Infosys is not alone. Peers like Accenture, Cognizant, IBM, and Tata Consultancy Services are also aggressively pushing new services. Accenture’s digital, cloud and security-related offerings accounted for more than 55 percent of its revenue in the quarter ended November, while for Cognizant they contributed a little less than 30 percent.

Everyone is adopting cutting-edge technologies in some way or the other, Arup Roy, research director at Gartner, told BloombergQuint over the phone. The question, he said, is what unique solutions IT companies are offering. “What is the revenue model, and what kind of revenue growth companies like Infosys are looking at, and will it be sustainable? That’s the biggest challenge, and it’s not clear yet.”
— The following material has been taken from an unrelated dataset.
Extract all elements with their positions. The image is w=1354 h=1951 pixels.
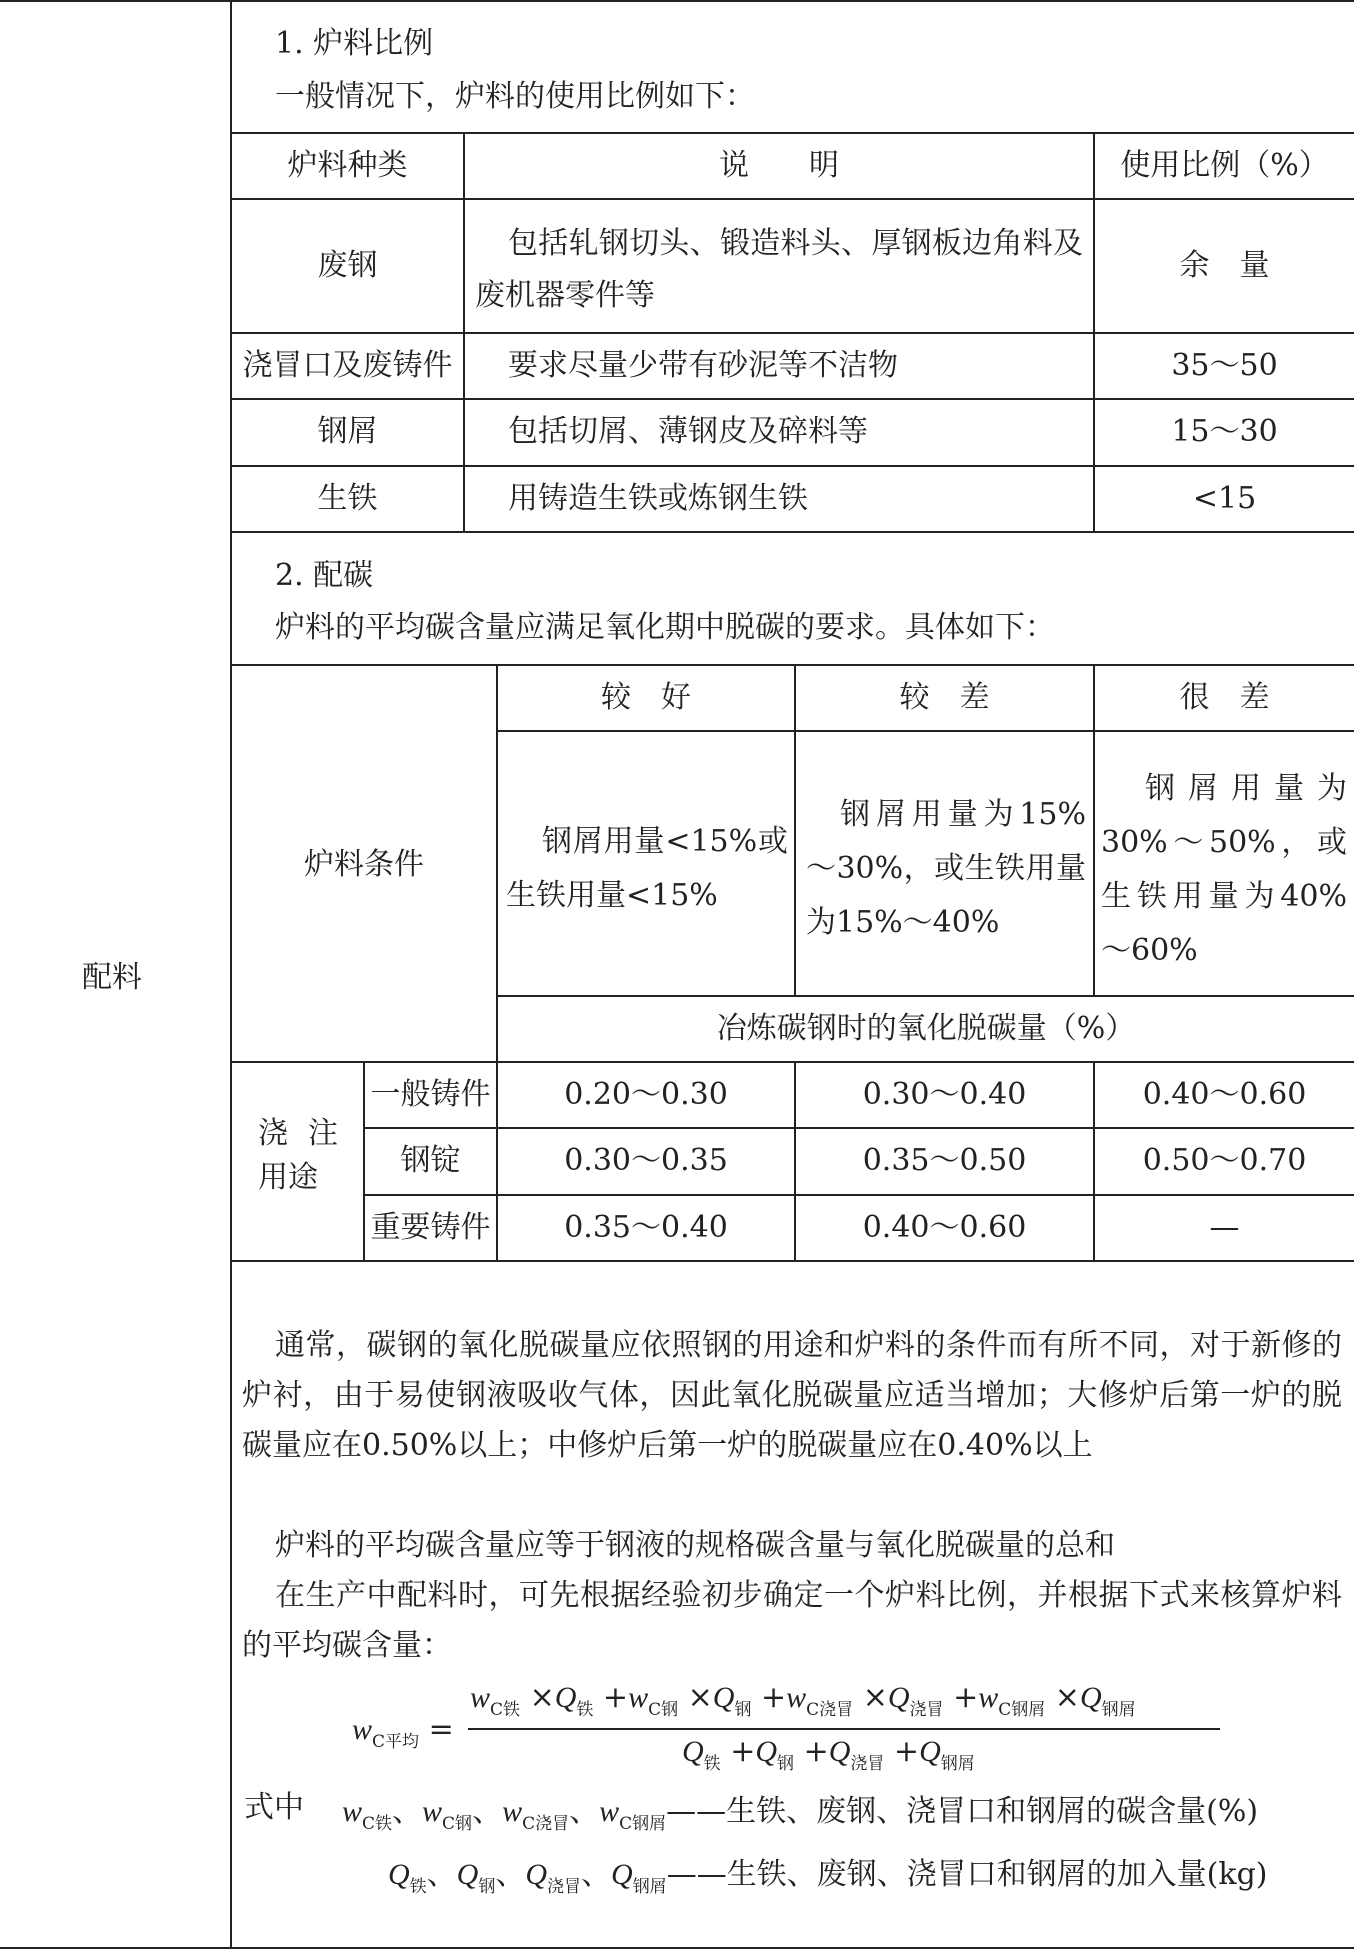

India’s software services providers have been in news for laying off employees as new technology has rendered traditional roles redundant. And it’s difficult to find quality new coders.

Also Read: An IT Workers’ Union: Outlandish Or A Sign Of The Times?

Only one in 20 aspirants in India writes the correct logic for a programme, the minimum needed for any coding job, according to a study by employability assessment company Aspiring Minds. About 95 percent of engineers in the country, it said, are not fit to take up software development work.

In fact, Infosys started work on the self-driving golf cart to also reskill its engineers. The company tied up with Silicon Valley-based online learning company Udacity for a 20-week residential programme in Mysuru. It’s usually a nine-month course, David Silver, head of self-driving project at Udacity, said. For Infosys, it conducts an accelerated residential programme. Employees are selected through hackathons and it has also partnered with Indraprastha Institute of Information Technology (IIIT), Delhi and Stanford University. So far, Udacity has trained close to 100 Infoscions and plans to certify another 400 in autonomous technology.

The company, Singh said, is banking on early-mover advantage in autonomous technology, hoping that investments and a trained talent pool will help the company carve a niche. “We are already there, and this kind of investment is not done by any other service provider. We have invested ahead of the curve.”

Roy of Gartner expects it to take time. Out of 80 percent of the respondents saying they are experimenting in the area, real adoption of AI worldwide is just less than 4 percent. A reason why he calls it a “naive play”.